Billionaire buys his Twitter record


One of the reasons I’m such a fan of social media is not just so I can secretly* stalk the Kardashians and Meghan Markle, but because of its ability to align passions and unite nations. Whether that’s when a certain fast-food chain runs out of chicken or when brands such as Nike take a stand and show a sense of purpose and loyalty through sparking conversations around racial injustice.

When I heard about Japanese billionaire Yusaku Maezawa knocking Carter Wilkerson (of Wendy’s chicken nugget fame) off the top spot for most retweeted tweet I was genuinely intrigued to see what could have prompted this surge of interest. The fact that the most RTd tweet (to date) had been about chicken nuggets is itself fairly basic, nonetheless, it’s a great example of how social media can bring people together whether for trivial causes (sorry Carter!) or more worthy ones, such as the #metoo movement.

What I was left with, however, was a level of disappointment only found in discovering that Santa isn’t real or that Richard Madden isn’t single.

To celebrate his online stores’ success over the festive period, Yusaku offered to giveaway 100 million Yen and share it between 100 people. To enter you had to follow him and retweet his post to be entered into the draw. The tweet is currently at over 5 million RTs and his followers have grown from around 500k to over 5 million. Free cash equals popular tweet… shock.

I don’t have an issue with competitions, but this now being classed as THE top performing tweet is disingenuous, misleading and should not serve as a source of inspiration. Perhaps it’s naivety, perhaps I’m being childish (it’s not fair!), but why do I care? Why do I have such an issue?

Top performing tweets (in my opinion) have earned their right to be top performing because of the very reasons I identified with above, they engage, unite and drive passions. This is not a TOP performing tweet because it does nothing to ignite authentic conversations and create genuine interactions. He is simply buying retweets and followers, nothing more. The fact that the tweet has gained so much traction and attention is not a surprise, but it does question our current societal traits, is this showing us all up as being greedy and materialistic?

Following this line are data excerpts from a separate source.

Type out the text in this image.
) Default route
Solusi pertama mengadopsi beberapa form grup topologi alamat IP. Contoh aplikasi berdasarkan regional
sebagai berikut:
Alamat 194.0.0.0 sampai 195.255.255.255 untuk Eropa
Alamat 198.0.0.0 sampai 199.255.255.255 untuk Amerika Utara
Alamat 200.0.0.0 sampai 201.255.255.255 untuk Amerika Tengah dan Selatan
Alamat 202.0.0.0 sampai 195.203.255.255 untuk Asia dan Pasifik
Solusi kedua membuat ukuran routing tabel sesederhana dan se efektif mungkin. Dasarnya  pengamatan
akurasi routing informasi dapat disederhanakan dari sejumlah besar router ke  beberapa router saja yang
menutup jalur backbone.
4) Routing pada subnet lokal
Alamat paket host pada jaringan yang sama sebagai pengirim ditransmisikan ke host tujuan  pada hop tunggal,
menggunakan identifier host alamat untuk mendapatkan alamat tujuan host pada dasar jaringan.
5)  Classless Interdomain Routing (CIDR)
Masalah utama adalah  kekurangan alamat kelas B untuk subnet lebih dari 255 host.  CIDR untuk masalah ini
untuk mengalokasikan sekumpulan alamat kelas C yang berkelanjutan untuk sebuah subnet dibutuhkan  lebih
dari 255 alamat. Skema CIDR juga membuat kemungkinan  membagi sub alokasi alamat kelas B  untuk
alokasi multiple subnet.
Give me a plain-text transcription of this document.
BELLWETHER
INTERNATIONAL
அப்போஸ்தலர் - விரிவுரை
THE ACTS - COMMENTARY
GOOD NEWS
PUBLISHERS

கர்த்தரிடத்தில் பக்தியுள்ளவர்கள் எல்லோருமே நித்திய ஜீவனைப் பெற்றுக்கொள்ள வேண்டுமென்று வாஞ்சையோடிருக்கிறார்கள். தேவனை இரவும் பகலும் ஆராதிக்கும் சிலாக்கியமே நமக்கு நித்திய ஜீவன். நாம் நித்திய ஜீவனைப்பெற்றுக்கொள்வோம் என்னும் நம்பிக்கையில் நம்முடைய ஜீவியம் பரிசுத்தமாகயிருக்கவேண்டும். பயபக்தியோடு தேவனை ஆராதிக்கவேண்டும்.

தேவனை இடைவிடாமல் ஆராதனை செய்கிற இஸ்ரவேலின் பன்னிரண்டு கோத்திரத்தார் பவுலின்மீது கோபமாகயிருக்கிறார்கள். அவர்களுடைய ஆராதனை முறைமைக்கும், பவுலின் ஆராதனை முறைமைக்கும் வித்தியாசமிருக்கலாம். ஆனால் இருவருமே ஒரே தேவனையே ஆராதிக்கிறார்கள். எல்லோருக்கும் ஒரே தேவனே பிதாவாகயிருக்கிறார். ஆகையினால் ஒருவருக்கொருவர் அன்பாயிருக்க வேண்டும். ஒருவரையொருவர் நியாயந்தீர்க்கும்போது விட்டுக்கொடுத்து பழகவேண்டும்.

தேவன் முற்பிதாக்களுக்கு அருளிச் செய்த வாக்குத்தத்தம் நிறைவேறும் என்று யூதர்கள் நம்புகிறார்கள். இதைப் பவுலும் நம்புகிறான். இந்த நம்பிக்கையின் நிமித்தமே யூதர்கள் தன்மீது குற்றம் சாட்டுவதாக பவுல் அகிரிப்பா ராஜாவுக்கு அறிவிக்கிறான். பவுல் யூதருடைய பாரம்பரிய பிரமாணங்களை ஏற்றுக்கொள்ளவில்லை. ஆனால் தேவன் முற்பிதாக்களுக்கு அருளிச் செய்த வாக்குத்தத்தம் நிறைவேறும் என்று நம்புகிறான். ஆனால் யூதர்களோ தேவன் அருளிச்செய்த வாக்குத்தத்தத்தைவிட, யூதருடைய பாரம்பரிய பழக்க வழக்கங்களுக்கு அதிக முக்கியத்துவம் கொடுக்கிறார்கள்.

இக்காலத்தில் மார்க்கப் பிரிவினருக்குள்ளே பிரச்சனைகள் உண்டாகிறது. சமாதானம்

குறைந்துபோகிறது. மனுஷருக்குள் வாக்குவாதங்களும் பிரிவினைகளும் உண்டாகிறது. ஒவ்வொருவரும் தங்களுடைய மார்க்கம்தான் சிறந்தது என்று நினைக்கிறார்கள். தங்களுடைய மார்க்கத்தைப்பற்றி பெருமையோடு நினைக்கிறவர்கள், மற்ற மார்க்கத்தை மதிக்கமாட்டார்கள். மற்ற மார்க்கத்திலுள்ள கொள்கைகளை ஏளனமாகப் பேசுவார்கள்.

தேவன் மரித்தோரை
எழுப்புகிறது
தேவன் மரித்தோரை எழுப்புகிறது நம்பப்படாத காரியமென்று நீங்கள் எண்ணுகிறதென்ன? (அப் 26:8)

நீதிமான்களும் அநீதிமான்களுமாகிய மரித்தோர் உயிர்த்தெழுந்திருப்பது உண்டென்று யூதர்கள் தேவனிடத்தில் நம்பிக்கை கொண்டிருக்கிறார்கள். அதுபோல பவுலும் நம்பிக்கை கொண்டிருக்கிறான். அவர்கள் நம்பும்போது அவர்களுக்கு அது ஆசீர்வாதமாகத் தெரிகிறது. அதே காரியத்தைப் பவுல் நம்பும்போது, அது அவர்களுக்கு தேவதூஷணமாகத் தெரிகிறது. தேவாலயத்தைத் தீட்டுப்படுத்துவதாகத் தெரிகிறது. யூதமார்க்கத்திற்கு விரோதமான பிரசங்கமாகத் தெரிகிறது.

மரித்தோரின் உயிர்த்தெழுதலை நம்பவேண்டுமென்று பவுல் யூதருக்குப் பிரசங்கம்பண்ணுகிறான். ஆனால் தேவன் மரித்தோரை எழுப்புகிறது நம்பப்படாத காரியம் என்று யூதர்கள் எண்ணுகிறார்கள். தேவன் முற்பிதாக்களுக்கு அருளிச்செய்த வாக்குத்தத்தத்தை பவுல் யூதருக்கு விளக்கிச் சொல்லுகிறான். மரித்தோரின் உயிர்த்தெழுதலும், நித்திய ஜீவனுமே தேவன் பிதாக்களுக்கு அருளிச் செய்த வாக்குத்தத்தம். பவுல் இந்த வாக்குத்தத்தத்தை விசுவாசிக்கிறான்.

Now, Mr Maezawa said that “a dream”, not the cash was the motivating factor behind the attention surrounding his plan. Well, I don’t believe that and I suspect people around the world feel the same.

Social marketing managers are well aware that competitions and paid promotions can indeed help elevate brands, but this should not be thought of as a good example to achieve long lasting brand fame. It just shows that if you have enough money at your disposal, you too can buy your way into having 15 minutes (and not much more) in the Twitter hall of fame. But we would urge anyone reading to remember that when it comes to building true brand fame, playing the long game is always worth it.

I’m taking my bitter-self off now to ponder what’s actually happening to the internet.